„Der weiße Winter

Hat rote Rosen.“

Auf der andern in zierlicher, runder Schrift: „Im Walde heute muß ich an Sie denken. A. A.“ Das war alles.

Aber so ist er. Er sagt nicht mehr. Wenn er an einem Fenster vorbeikommt, in dem eine solche Karte liegt, so denkt er doch an mich. Und er denkt nicht allein an mich, sondern er schickt mir einen Gedanken. Oder irrte sie? Ella war bescheiden; dies ihr gegenüber konnte doch nicht mißdeutet werden? Die Weihnachtskarte, .... war sie nicht ein Vorbote?

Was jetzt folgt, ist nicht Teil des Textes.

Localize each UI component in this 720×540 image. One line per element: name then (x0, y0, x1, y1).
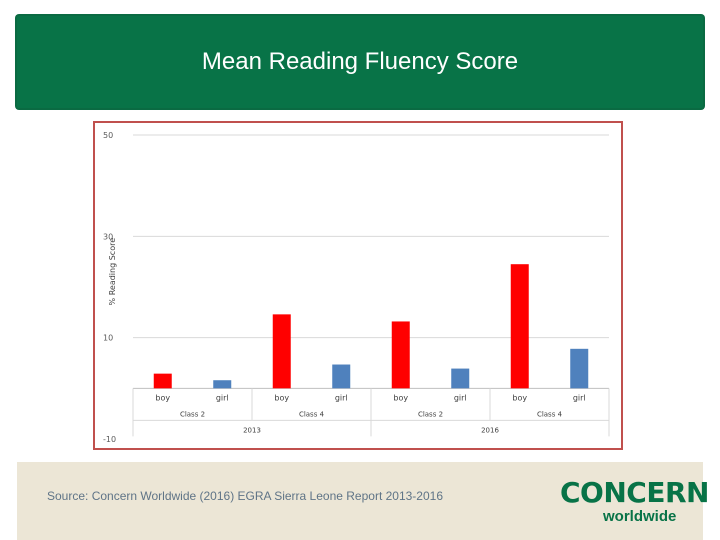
y-tick-label: 10 (103, 334, 113, 343)
y-tick-label: 50 (103, 131, 113, 140)
chart-frame: -10 10 30 50 % Reading Score boy girl boy girl bo… (93, 121, 623, 450)
y-axis-label: % Reading Score (108, 238, 117, 306)
logo-wordmark: CONCERN (560, 476, 709, 509)
x-tick-label: girl (216, 393, 229, 402)
bar-chart: -10 10 30 50 % Reading Score boy girl boy girl bo… (103, 131, 610, 444)
x-tick-label: boy (155, 393, 170, 402)
footer-band (17, 462, 703, 540)
concern-logo: CONCERN worldwide (560, 476, 709, 526)
year-label: 2016 (481, 426, 499, 434)
bar-girl (213, 380, 232, 389)
year-label: 2013 (243, 426, 261, 434)
x-tick-label: girl (335, 393, 348, 402)
bar-girl (570, 348, 589, 389)
bar-boy (272, 314, 291, 389)
bar-girl (451, 368, 470, 389)
class-label: Class 4 (537, 410, 563, 418)
bar-girl (332, 364, 351, 389)
bar-boy (510, 264, 529, 389)
class-label: Class 2 (418, 410, 443, 418)
x-tick-label: boy (393, 393, 408, 402)
source-citation: Source: Concern Worldwide (2016) EGRA Si… (47, 489, 443, 503)
bar-boy (153, 373, 172, 389)
y-tick-label: 30 (103, 232, 113, 241)
bar-boy (391, 321, 410, 389)
x-tick-label: girl (454, 393, 467, 402)
class-label: Class 4 (299, 410, 325, 418)
x-tick-label: boy (274, 393, 289, 402)
x-tick-label: boy (512, 393, 527, 402)
logo-subtitle: worldwide (603, 508, 677, 525)
title-band (17, 16, 703, 108)
slide-title: Mean Reading Fluency Score (201, 48, 519, 75)
class-label: Class 2 (180, 410, 205, 418)
x-tick-label: girl (573, 393, 586, 402)
y-tick-label: -10 (103, 435, 116, 444)
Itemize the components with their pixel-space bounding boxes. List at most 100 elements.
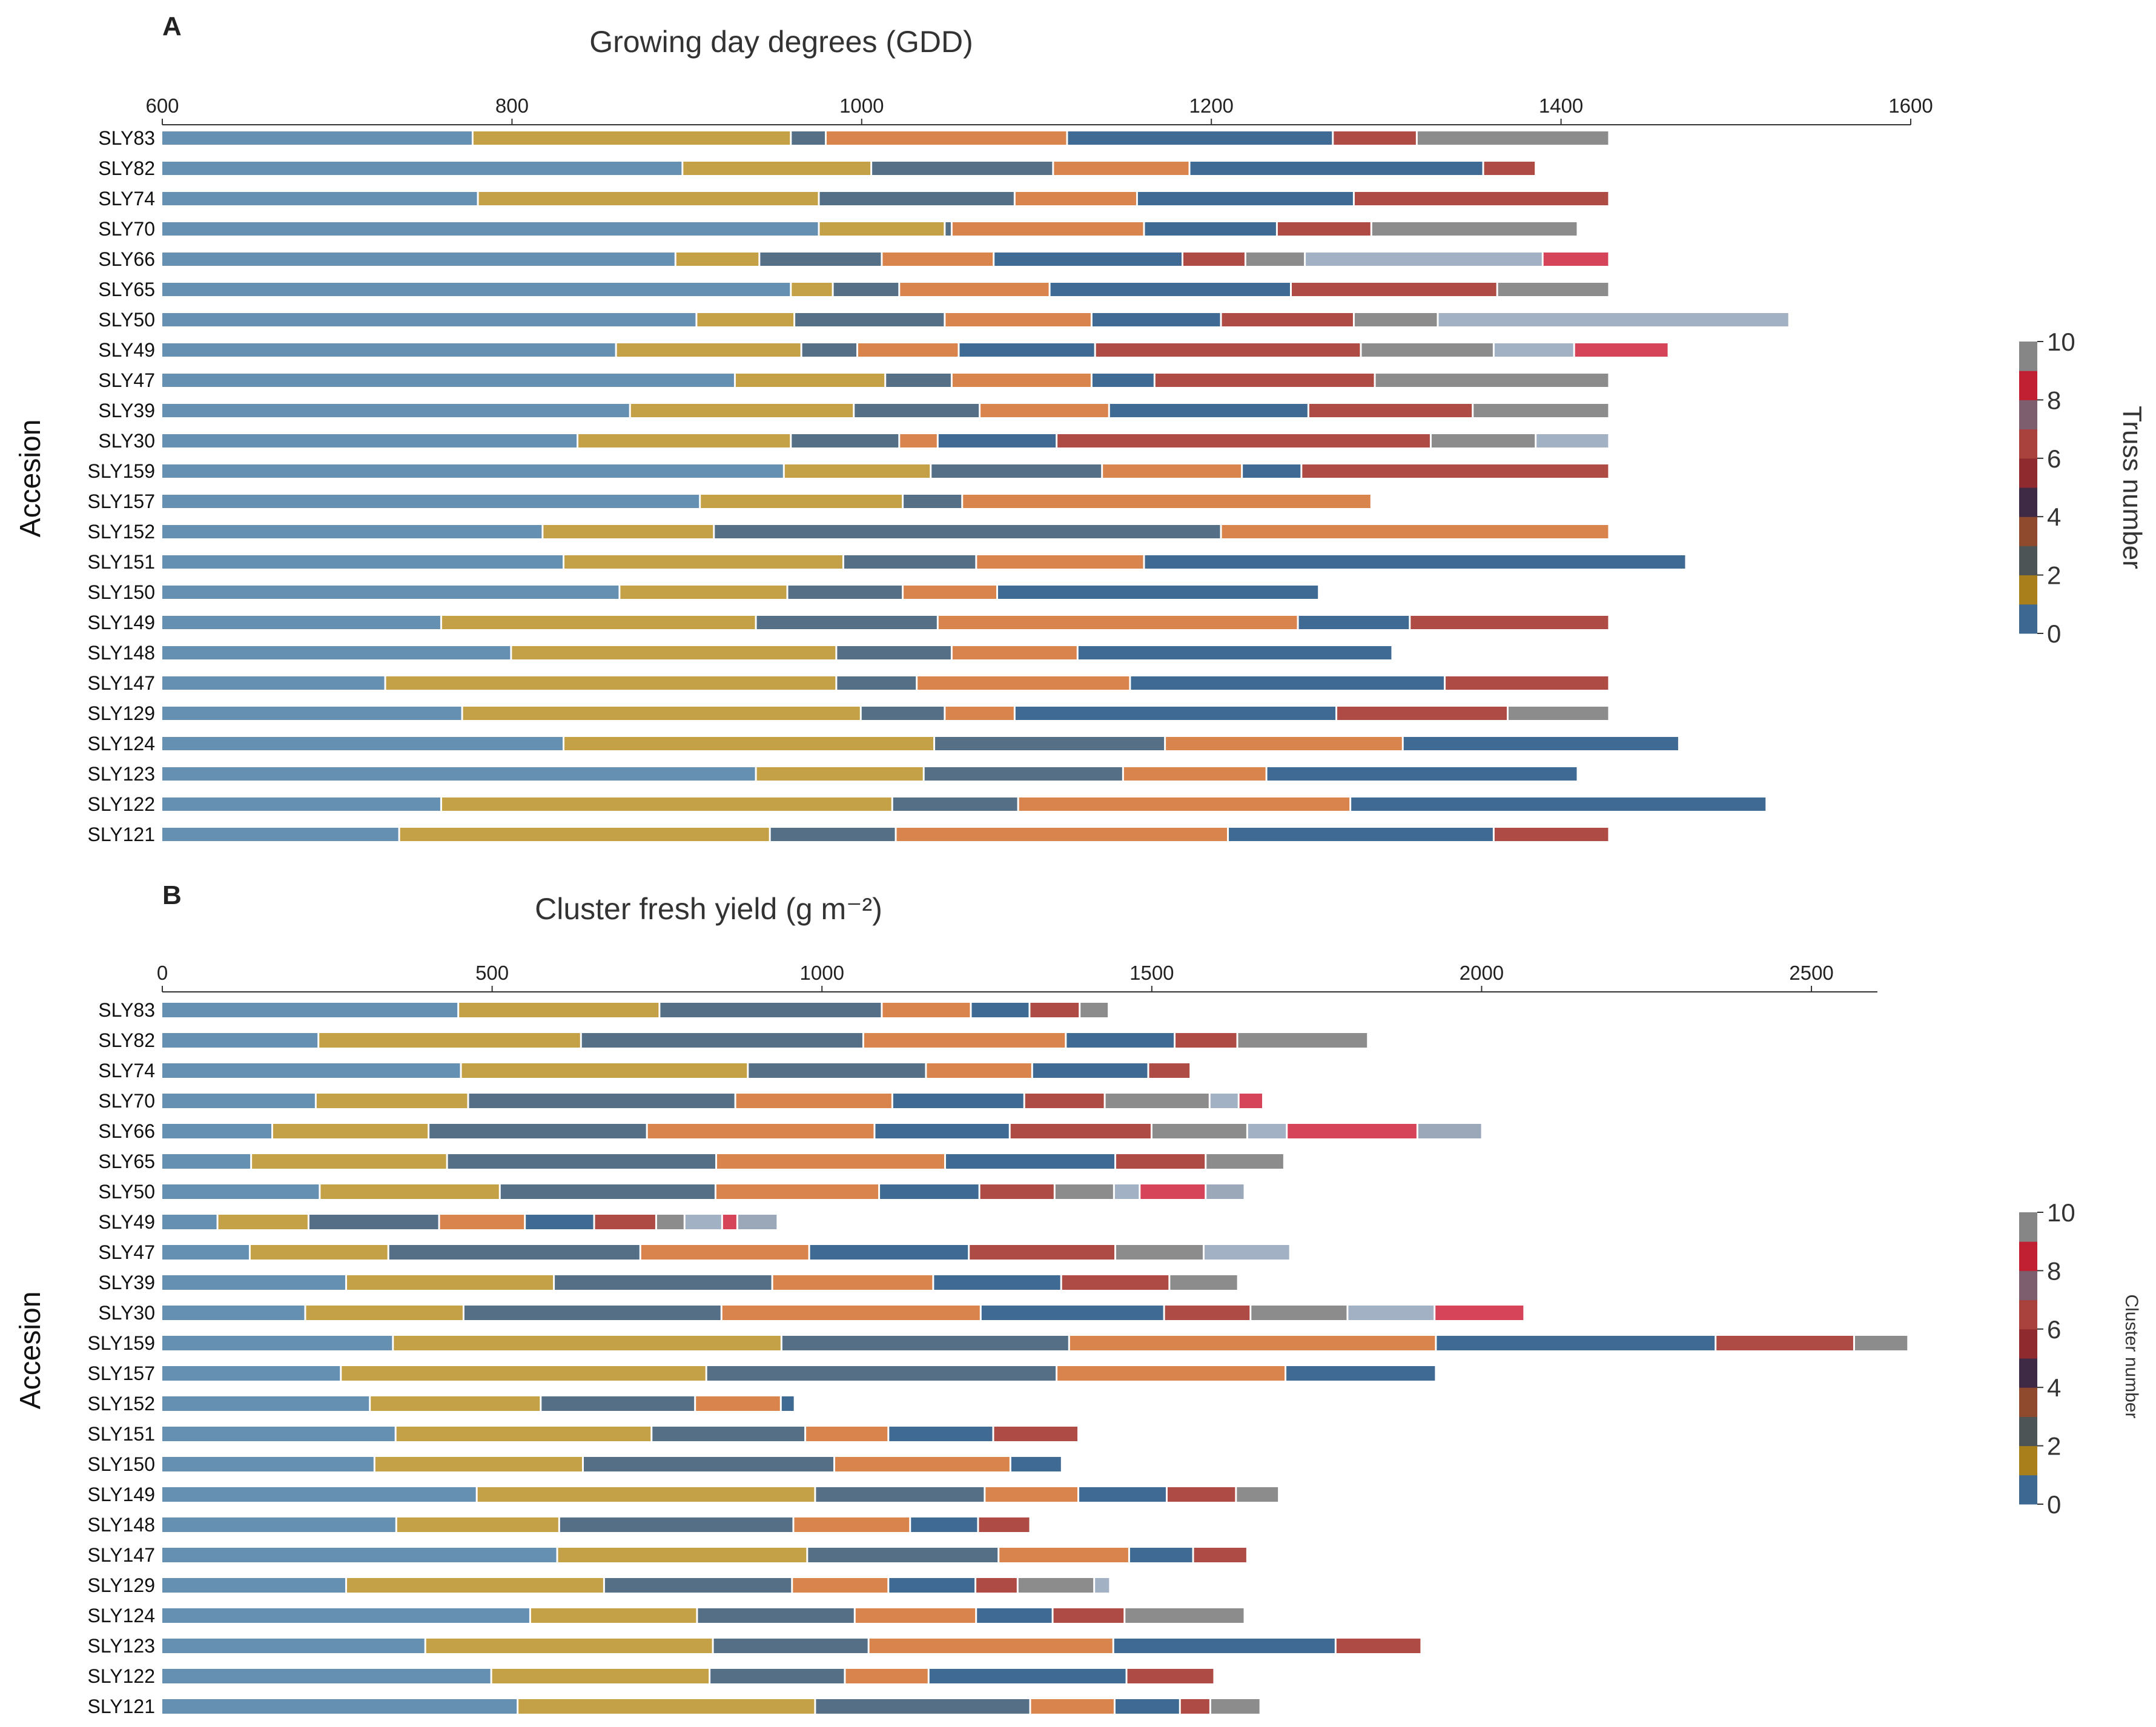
bar-segment [1180,1699,1209,1714]
bar-segment [736,1094,891,1108]
bar-segment [1131,676,1444,690]
bar-segment [945,707,1014,720]
bar-segment [810,1245,968,1260]
x-tick-label: 1000 [839,94,884,117]
bar-segment [952,374,1091,387]
bar-segment [477,1487,815,1502]
x-tick-label: 1500 [1129,962,1174,984]
bar-segment [162,1487,476,1502]
bar-segment [1018,1578,1094,1593]
bar-segment [162,1184,319,1199]
bar-segment [162,1063,460,1078]
colorbar-swatch [2019,1299,2037,1330]
bar-segment [1166,737,1402,750]
bar-segment [1243,464,1301,478]
colorbar-swatch [2019,517,2037,546]
bar-segment [273,1124,428,1138]
bar-segment [701,495,902,508]
bar-segment [1435,1306,1524,1320]
bar-segment [558,1548,807,1562]
bar-segment [162,586,619,599]
bar-segment [647,1124,874,1138]
bar-segment [1498,283,1609,296]
bar-segment [1194,1548,1246,1562]
category-label: SLY70 [98,218,155,240]
bar-segment [252,1154,446,1169]
bar-segment [162,131,472,145]
category-label: SLY150 [88,581,156,603]
bar-segment [1211,1699,1260,1714]
bar-segment [1140,1184,1205,1199]
bar-segment [900,283,1049,296]
colorbar-tick-label: 2 [2047,1432,2061,1461]
bar-segment [162,525,542,538]
bar-segment [997,586,1318,599]
bar-segment [162,374,734,387]
bar-segment [723,1215,736,1229]
bar-segment [641,1245,808,1260]
bar-segment [1155,374,1374,387]
bar-segment [1288,1124,1417,1138]
bar-segment [1239,1094,1263,1108]
bar-segment [473,131,790,145]
bar-segment [1206,1154,1283,1169]
bar-segment [980,1184,1054,1199]
bar-segment [309,1215,438,1229]
bar-segment [749,1063,925,1078]
bar-segment [1066,1033,1174,1048]
bar-segment [1116,1245,1203,1260]
bar-segment [861,707,944,720]
bar-segment [1348,1306,1434,1320]
bar-segment [945,222,951,236]
bar-segment [837,676,916,690]
bar-segment [1536,434,1609,447]
panel-b-colorbar: 0 2 4 6 8 10 [2019,1198,2075,1519]
bar-segment [773,1275,933,1290]
bar-segment [782,1336,1068,1350]
bar-segment [685,1215,721,1229]
bar-segment [756,616,937,629]
bar-segment [717,1154,945,1169]
bar-segment [162,495,699,508]
bar-segment [924,767,1122,781]
bar-segment [893,1094,1023,1108]
bar-segment [162,1427,395,1441]
bar-segment [1222,313,1353,326]
bar-segment [1010,1124,1151,1138]
colorbar-swatch [2019,342,2037,371]
bar-segment [441,797,891,811]
category-label: SLY49 [98,339,155,361]
bar-segment [918,676,1129,690]
bar-segment [162,404,629,417]
bar-segment [1286,1366,1435,1381]
bar-segment [1095,1578,1109,1593]
bar-segment [581,1033,862,1048]
bar-segment [1354,192,1609,205]
colorbar-swatch [2019,487,2037,517]
bar-segment [952,222,1143,236]
bar-segment [816,1487,984,1502]
bar-segment [713,1639,868,1653]
bar-segment [1190,162,1483,175]
bar-segment [346,1275,554,1290]
bar-segment [1302,464,1609,478]
bar-segment [1114,1639,1335,1653]
bar-segment [578,434,790,447]
bar-segment [1337,707,1507,720]
bar-segment [1351,797,1766,811]
bar-segment [710,1669,844,1683]
colorbar-swatch [2019,1445,2037,1476]
bar-segment [788,586,902,599]
bar-segment [1025,1094,1104,1108]
bar-segment [900,434,937,447]
bar-segment [162,797,440,811]
bar-segment [162,646,511,659]
bar-segment [794,1517,910,1532]
bar-segment [963,495,1371,508]
bar-segment [469,1094,735,1108]
bar-segment [397,1517,558,1532]
bar-segment [835,1457,1010,1471]
bar-segment [707,1366,1056,1381]
colorbar-swatch [2019,371,2037,400]
bar-segment [463,707,860,720]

Die beiden jungen Paare darauf, und die Worte, .... er meinte doch wohl etwas damit?

Sie sah seine entzückten Augen wieder; sie hüllten sie nicht allein ein, sie liebkosten sie. Sie dachte nicht zurück, sie dachte nicht vorwärts, sie atmete nur weit auf, lebte. Noch in der mondhellen Nacht lag sie auf ihrem Bette — nicht nur ganz wach, sondern durchstrahlt. Jetzt, jetzt, jetzt, flüsterte es. Hätte sie am Traum ihres Lebens festgehalten, auch als die Wirklichkeit so grausam schien, sie hätte bestanden; weil sie unsicher darin geworden, war alles unsicher geworden. Aber je größer das Leiden gewesen, je größer würde vielleicht die Seligkeit werden! Sie schlief in etwas Kreideweißem ein, das sie mit hinein in ihre Träume nahm; sie erwachte leichten, hellen Wolken entgegen, die sich zerstreuten vor den zusammenströmenden Gedanken an das, was ihrer heute harrte. In der Nacht war das Ganze fertig geworden; sie erwachte mit der vollsten Sicherheit. Heute würde es geschehen. Er hatte nicht ein Wort gesagt; diese seine Schüchternheit liebte sie von allem am meisten an ihm. Gerade das war das sichere Pfand. Heute geschah es.